WASHINGTON, August 23, 2017 – The Veteran Administration Secretary has completed investigating allegations that the Memphis VA Medical Center doctored a phony restraining order, but the conclusion is leaving more questions than answers.
In its investigation of Memphis VA employee and whistleblower Sean Higgins, the hospital allegedly not only placed a bogus restraining order in Higgins’ file but also tried and failed to get a real restraining order before then.
The goal of the restraining order may have been to bolster the VA’s case against Higgins and to further efforts to terminate him
The bogus restraining order was placed into Higgins investigative file shortly after the real restraining order was denied. Creating suspicion toward the VA, the restraining order in the file had an incorrect file number that did not coincide with Mr. Higgins case. Higgins was investigated earlier for disruptive behavior.
But, according to VA Secretary David Shulkin’s office, the whole affair was just a mix-up.

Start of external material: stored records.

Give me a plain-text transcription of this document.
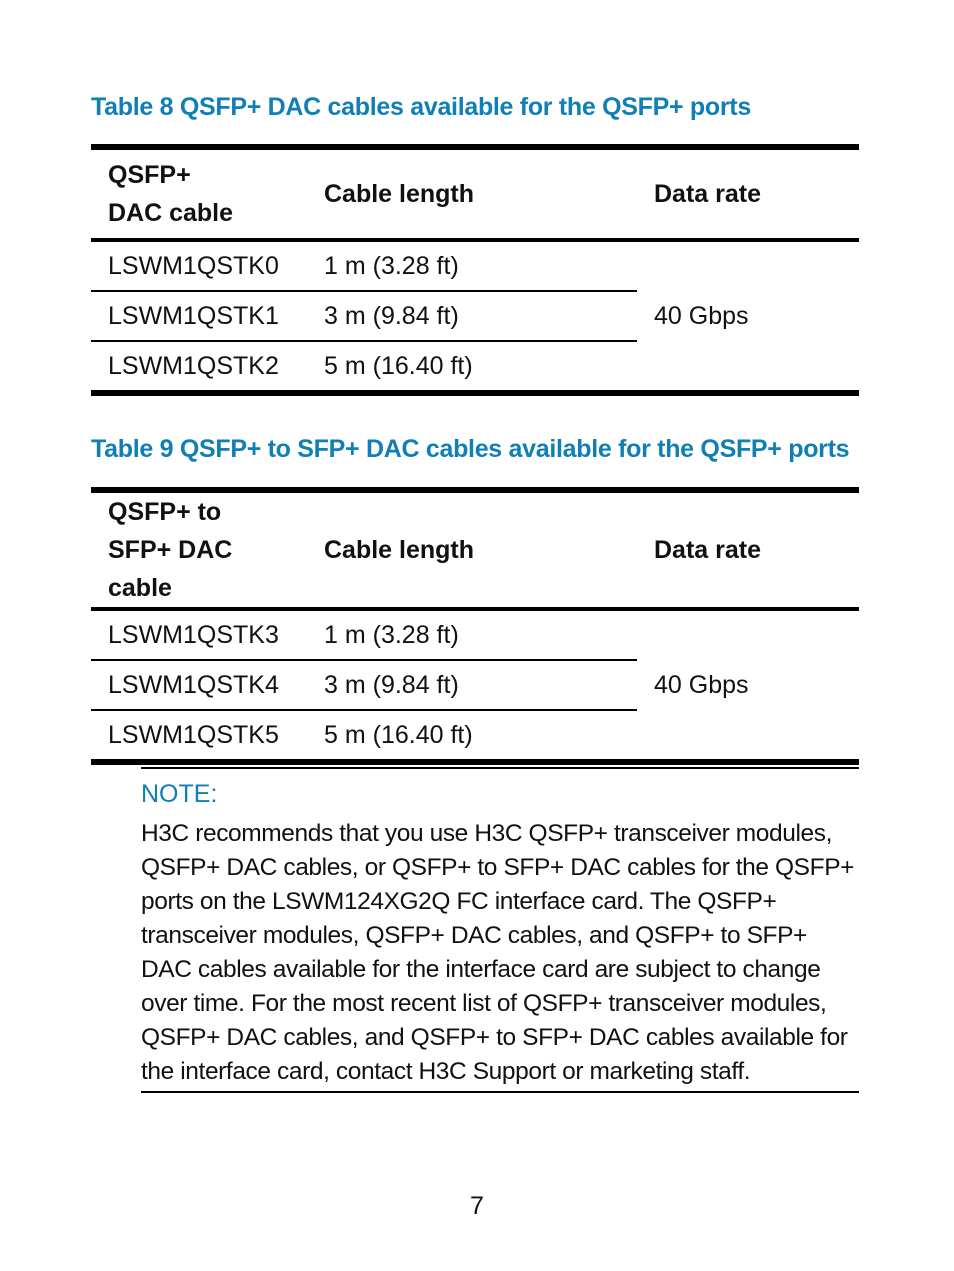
Table 8 QSFP+ DAC cables available for the QSFP+ ports
QSFP+ DAC cable	Cable length	Data rate
LSWM1QSTK0	1 m (3.28 ft)	40 Gbps
LSWM1QSTK1	3 m (9.84 ft)	
LSWM1QSTK2	5 m (16.40 ft)	
Table 9 QSFP+ to SFP+ DAC cables available for the QSFP+ ports
QSFP+ to SFP+ DAC cable	Cable length	Data rate
LSWM1QSTK3	1 m (3.28 ft)	40 Gbps
LSWM1QSTK4	3 m (9.84 ft)	
LSWM1QSTK5	5 m (16.40 ft)	
NOTE:
H3C recommends that you use H3C QSFP+ transceiver modules, QSFP+ DAC cables, or QSFP+ to SFP+ DAC cables for the QSFP+ ports on the LSWM124XG2Q FC interface card. The QSFP+ transceiver modules, QSFP+ DAC cables, and QSFP+ to SFP+ DAC cables available for the interface card are subject to change over time. For the most recent list of QSFP+ transceiver modules, QSFP+ DAC cables, and QSFP+ to SFP+ DAC cables available for the interface card, contact H3C Support or marketing staff.
7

“In short, the order of protection is no longer on the record with the Shelby County Clerk’s Office because it was expunged and erased when then Interim Director James Belmont declined to pay the court fee to have it served on Mr. Higgins.” Said Kimberly McLeod, Acting Executive Director for the Office of Labor-Management Relations., in an email to Mark Bailey, chief negotiator of the American Federation of Government Employees, the union which represents Higgins. “The clerk could not confirm expungement because once a record is expunged, it is completely erased and they cannot comment on it. The Clerk confirmed that when a petitioner decides not to pursue an order of protection all the way through the hearing phase, the record will be expunged.
“The VA police relayed to the VA attorney that they were able to confirm that the Shelby Clerk put the wrong number on the initial order. The last number should have been a 5 instead of a 2. The attorney tried to get the Clerk to confirm the same in writing, but they could not do so for an expunged record. As you know, when a record is expunged, it must be treated as if it never existed.”

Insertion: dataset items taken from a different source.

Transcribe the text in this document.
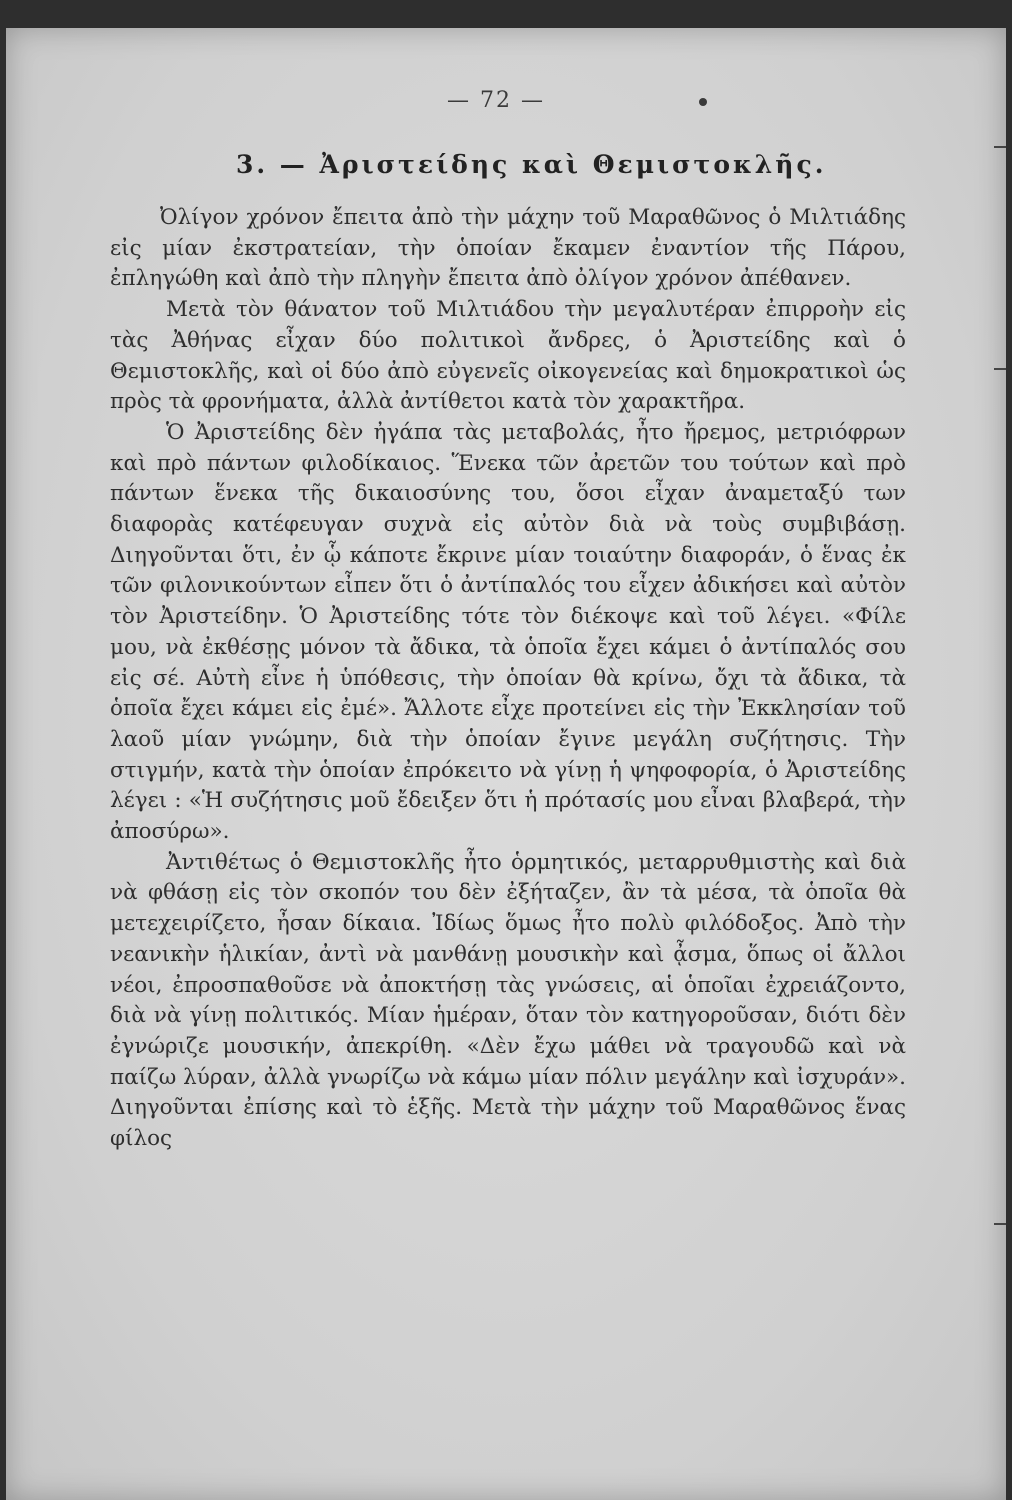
— 72 —
3. — Ἀριστείδης καὶ Θεμιστοκλῆς.

Ὀλίγον χρόνον ἔπειτα ἀπὸ τὴν μάχην τοῦ Μαραθῶνος ὁ Μιλτιάδης εἰς μίαν ἐκστρατείαν, τὴν ὁποίαν ἔκαμεν ἐναντίον τῆς Πάρου, ἐπληγώθη καὶ ἀπὸ τὴν πληγὴν ἔπειτα ἀπὸ ὀλίγον χρόνον ἀπέθανεν.

Μετὰ τὸν θάνατον τοῦ Μιλτιάδου τὴν μεγαλυτέραν ἐπιρροὴν εἰς τὰς Ἀθήνας εἶχαν δύο πολιτικοὶ ἄνδρες, ὁ Ἀριστείδης καὶ ὁ Θεμιστοκλῆς, καὶ οἱ δύο ἀπὸ εὐγενεῖς οἰκογενείας καὶ δημοκρατικοὶ ὡς πρὸς τὰ φρονήματα, ἀλλὰ ἀντίθετοι κατὰ τὸν χαρακτῆρα.

Ὁ Ἀριστείδης δὲν ἠγάπα τὰς μεταβολάς, ἦτο ἤρεμος, μετριόφρων καὶ πρὸ πάντων φιλοδίκαιος. Ἕνεκα τῶν ἀρετῶν του τούτων καὶ πρὸ πάντων ἕνεκα τῆς δικαιοσύνης του, ὅσοι εἶχαν ἀναμεταξύ των διαφορὰς κατέφευγαν συχνὰ εἰς αὐτὸν διὰ νὰ τοὺς συμβιβάσῃ. Διηγοῦνται ὅτι, ἐν ᾧ κάποτε ἔκρινε μίαν τοιαύτην διαφοράν, ὁ ἕνας ἐκ τῶν φιλονικούντων εἶπεν ὅτι ὁ ἀντίπαλός του εἶχεν ἀδικήσει καὶ αὐτὸν τὸν Ἀριστείδην. Ὁ Ἀριστείδης τότε τὸν διέκοψε καὶ τοῦ λέγει. «Φίλε μου, νὰ ἐκθέσῃς μόνον τὰ ἄδικα, τὰ ὁποῖα ἔχει κάμει ὁ ἀντίπαλός σου εἰς σέ. Αὐτὴ εἶνε ἡ ὑπόθεσις, τὴν ὁποίαν θὰ κρίνω, ὄχι τὰ ἄδικα, τὰ ὁποῖα ἔχει κάμει εἰς ἐμέ». Ἄλλοτε εἶχε προτείνει εἰς τὴν Ἐκκλησίαν τοῦ λαοῦ μίαν γνώμην, διὰ τὴν ὁποίαν ἔγινε μεγάλη συζήτησις. Τὴν στιγμήν, κατὰ τὴν ὁποίαν ἐπρόκειτο νὰ γίνῃ ἡ ψηφοφορία, ὁ Ἀριστείδης λέγει : «Ἡ συζήτησις μοῦ ἔδειξεν ὅτι ἡ πρότασίς μου εἶναι βλαβερά, τὴν ἀποσύρω».

Ἀντιθέτως ὁ Θεμιστοκλῆς ἦτο ὁρμητικός, μεταρρυθμιστὴς καὶ διὰ νὰ φθάσῃ εἰς τὸν σκοπόν του δὲν ἐξήταζεν, ἂν τὰ μέσα, τὰ ὁποῖα θὰ μετεχειρίζετο, ἦσαν δίκαια. Ἰδίως ὅμως ἦτο πολὺ φιλόδοξος. Ἀπὸ τὴν νεανικὴν ἡλικίαν, ἀντὶ νὰ μανθάνῃ μουσικὴν καὶ ᾆσμα, ὅπως οἱ ἄλλοι νέοι, ἐπροσπαθοῦσε νὰ ἀποκτήσῃ τὰς γνώσεις, αἱ ὁποῖαι ἐχρειάζοντο, διὰ νὰ γίνῃ πολιτικός. Μίαν ἡμέραν, ὅταν τὸν κατηγοροῦσαν, διότι δὲν ἐγνώριζε μουσικήν, ἀπεκρίθη. «Δὲν ἔχω μάθει νὰ τραγουδῶ καὶ νὰ παίζω λύραν, ἀλλὰ γνωρίζω νὰ κάμω μίαν πόλιν μεγάλην καὶ ἰσχυράν». Διηγοῦνται ἐπίσης καὶ τὸ ἑξῆς. Μετὰ τὴν μάχην τοῦ Μαραθῶνος ἕνας φίλος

But Higgins and his attorney, Joree Brownlow are crying foul and say that this investigation was little more than calling the Memphis VA and getting their version of events.
As CDN previously noted, the Memphis VA not only put a bogus restraining order into Higgins investigative file but tried and failed to get a restraining order before that.
Higgins was informed he’d be terminated on the same day that President Trump signed a landmark VA reform bill which the administration claimed would protect whistleblowers; Higgins has already been terminated twice by the VA only to get his job back after the appeals’ process found the termination was without merit.
A phone call to Shelby County Clerk’s Office- where the restraining order was taken out- suggests that McLeod’s explanation doesn’t hold water. Shelby County said all their files are computer generated, making it impossible for a wrong number to be placed on a file as McLeod suggested.
Furthermore, a temporary restraining order, as Belmont received against Higgins, could not be executed if court fees had not been paid.
When Belmont, then the medical director of the Memphis VA, attempted to turn the temporary restraining order into a permanent one he was denied and only after that was the restraining order expunged.
In a previous interview with CDN, Bailey also said that current Memphis VA medical director, David Dunning, walked out of the hearing while Bailey was making a case on Higgins’ behalf.